Dear Editor,
There is a disturbing comment attributed to President David Granger in the article headlined, “Union’s concerns for joint review – Granger ‘astonished’ at new matters raised” (SN, 11/10/2018). It is accordingly reported that on the Guyana Teachers’ Union and Ministry of Education present engagement in addressing their grievances, the President said, “The ministry and the GTU…had already gone past conciliation and arbitration and they were at the stage of settlement.”
Settlement comes about as a result of conciliation or arbitration which represents part of the procedure in solving grievances. The comment attributed to the President does not represent the processes in dealing with employees and employers’ grievances. If the process is not understood and we do not get it right, the nation will continue to witness a hostile industrial relations climate and disgruntled workers, neither of which augurs well for social cohesion, productivity and development.
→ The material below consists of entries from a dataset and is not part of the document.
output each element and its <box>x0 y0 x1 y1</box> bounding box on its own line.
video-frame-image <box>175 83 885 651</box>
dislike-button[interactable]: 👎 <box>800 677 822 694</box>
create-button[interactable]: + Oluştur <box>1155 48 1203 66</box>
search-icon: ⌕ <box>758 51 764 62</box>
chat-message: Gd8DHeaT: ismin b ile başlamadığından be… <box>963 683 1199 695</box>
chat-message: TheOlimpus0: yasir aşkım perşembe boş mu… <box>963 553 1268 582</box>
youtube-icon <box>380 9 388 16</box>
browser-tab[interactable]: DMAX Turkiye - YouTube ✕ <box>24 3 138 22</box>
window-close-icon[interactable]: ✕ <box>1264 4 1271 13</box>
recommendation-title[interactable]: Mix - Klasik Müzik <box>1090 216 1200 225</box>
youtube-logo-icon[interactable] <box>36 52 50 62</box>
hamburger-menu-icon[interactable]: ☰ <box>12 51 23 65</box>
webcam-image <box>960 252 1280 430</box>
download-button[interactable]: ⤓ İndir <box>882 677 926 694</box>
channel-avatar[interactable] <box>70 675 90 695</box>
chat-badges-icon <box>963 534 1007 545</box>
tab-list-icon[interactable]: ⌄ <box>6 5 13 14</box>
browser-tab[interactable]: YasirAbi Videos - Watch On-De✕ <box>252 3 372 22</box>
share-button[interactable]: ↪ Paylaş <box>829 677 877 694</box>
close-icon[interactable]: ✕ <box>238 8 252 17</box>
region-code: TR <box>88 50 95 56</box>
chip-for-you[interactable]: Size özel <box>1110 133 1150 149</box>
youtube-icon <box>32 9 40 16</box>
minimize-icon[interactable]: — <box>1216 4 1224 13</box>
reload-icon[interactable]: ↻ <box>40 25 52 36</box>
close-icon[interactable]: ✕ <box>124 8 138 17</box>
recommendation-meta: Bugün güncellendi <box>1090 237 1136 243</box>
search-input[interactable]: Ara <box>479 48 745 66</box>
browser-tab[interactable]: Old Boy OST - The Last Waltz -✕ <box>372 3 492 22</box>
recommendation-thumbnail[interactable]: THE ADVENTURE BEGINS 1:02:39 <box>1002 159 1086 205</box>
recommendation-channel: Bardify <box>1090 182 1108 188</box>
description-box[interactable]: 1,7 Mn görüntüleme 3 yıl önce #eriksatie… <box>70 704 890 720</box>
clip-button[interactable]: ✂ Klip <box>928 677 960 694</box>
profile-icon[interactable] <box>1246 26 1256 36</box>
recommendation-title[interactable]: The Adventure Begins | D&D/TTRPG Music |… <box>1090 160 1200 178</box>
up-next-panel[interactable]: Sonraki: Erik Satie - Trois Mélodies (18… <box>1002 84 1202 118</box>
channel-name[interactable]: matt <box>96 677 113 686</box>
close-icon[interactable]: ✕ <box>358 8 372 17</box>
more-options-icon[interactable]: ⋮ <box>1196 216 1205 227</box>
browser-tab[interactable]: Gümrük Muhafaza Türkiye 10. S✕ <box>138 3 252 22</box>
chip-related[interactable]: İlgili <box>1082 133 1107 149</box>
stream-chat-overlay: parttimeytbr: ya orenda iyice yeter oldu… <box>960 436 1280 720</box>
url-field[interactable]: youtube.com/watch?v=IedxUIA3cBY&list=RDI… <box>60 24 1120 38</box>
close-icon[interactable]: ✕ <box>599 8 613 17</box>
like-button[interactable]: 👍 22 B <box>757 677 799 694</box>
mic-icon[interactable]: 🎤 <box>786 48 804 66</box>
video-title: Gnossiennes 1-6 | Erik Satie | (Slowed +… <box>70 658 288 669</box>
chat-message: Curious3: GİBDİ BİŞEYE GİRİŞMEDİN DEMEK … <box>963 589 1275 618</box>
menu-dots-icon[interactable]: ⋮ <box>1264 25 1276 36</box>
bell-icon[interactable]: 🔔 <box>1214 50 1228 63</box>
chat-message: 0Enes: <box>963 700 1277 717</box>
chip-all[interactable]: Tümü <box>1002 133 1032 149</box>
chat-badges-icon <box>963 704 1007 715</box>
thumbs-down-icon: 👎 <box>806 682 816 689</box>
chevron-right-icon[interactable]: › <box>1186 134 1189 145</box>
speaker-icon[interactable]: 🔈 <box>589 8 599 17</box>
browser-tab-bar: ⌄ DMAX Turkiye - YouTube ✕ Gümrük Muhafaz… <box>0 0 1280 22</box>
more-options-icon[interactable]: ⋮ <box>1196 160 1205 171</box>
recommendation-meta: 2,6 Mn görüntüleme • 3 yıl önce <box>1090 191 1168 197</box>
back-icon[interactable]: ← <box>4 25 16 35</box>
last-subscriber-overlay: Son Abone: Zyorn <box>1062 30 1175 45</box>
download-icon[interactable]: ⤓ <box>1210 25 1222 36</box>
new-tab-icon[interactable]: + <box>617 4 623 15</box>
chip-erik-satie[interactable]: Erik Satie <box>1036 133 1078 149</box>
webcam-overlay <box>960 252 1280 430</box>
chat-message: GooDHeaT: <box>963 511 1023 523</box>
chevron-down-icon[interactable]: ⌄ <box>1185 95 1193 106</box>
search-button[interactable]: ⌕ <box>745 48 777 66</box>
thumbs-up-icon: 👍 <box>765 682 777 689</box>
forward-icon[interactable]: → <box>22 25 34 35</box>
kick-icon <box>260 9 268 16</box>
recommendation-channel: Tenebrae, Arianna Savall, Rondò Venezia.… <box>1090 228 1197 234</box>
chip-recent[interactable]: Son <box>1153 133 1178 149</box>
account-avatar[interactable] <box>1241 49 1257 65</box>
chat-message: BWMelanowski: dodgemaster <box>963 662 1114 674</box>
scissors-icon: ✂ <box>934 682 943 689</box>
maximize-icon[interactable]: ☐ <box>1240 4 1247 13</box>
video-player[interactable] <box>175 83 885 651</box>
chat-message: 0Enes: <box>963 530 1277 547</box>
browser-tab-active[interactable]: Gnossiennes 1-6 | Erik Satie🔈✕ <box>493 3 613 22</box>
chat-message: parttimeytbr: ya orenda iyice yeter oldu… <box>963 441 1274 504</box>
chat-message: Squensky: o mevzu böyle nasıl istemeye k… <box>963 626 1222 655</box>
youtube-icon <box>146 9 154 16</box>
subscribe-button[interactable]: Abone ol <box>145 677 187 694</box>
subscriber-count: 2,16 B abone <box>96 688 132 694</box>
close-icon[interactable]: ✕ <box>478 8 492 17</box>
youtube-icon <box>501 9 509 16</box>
Conciliation precedes arbitration. It occurs when the parties, who are the employer and workers’ representative, fail to arrive at agreement in a bilateral process. Conciliation can be requested from the Department of Labour by either party. When conciliation fails to bring about a settlement, either party can request arbitration, which would be considered moving towards Voluntary Arbitration; or arbitration can be imposed when either party is unwilling to follow the voluntary route, in the form of Compulsory Arbitration.
Let it be made very clear, in the case of the Teachers’ Union and Ministry of Education, the arbitration is of a voluntary nature, based on the agreement signed by the two parties, and the processes that guide Voluntary Arbitration must be respected throughout. Arbitration is the last stage in the grievance procedure and the outcome is legal, final and binding on both parties.
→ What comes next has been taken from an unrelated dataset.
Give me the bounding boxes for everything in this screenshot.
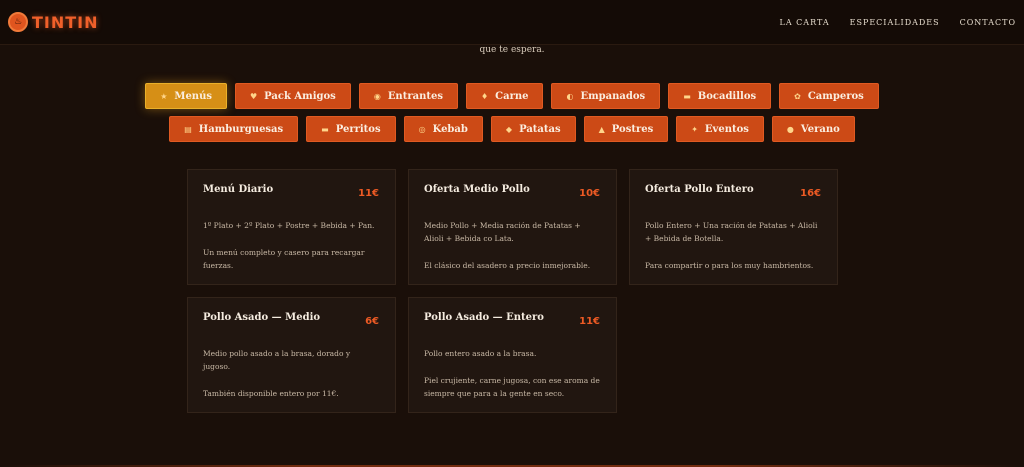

In the meantime, whatever initiative President Granger takes to finding a resolution, though encouraging, is outside of the grievance procedures and cannot be seen as an act of displacing conciliation and arbitration. In other words, the President’s action cannot supersede the industrial relations procedure and legally binding agreement between the parties to settle their dispute through arbitration.
To this end, the President’s advisors have a duty to inform him, that notwithstanding his effort, the issue of the establishment of an Arbitration Tribunal to bring about resolution is still on the table. In other words, if President Granger’s effort fails to bring about resolution to the matter, arbitration proceedings will have to resolve the differences.
This nation is treading in unchartered and dangerous waters in the handling of the teachers’ grievances. There is evident deficiency in the government’s opinion as to what industrial relations is all about. Industrial relations is a discipline. It is not guided by gut feelings and the notion that once one can speak around any issue affecting workers, makes that person competent in the field to deal with its complex nature.
Not only teachers are paying attention to this issue but also trade unionists, practicing or otherwise, private sector operatives, and international institutions like the International Labour Organisation. This nation has a duty to get it right. Getting it right means operating consistent with established industrial relations principles and practices.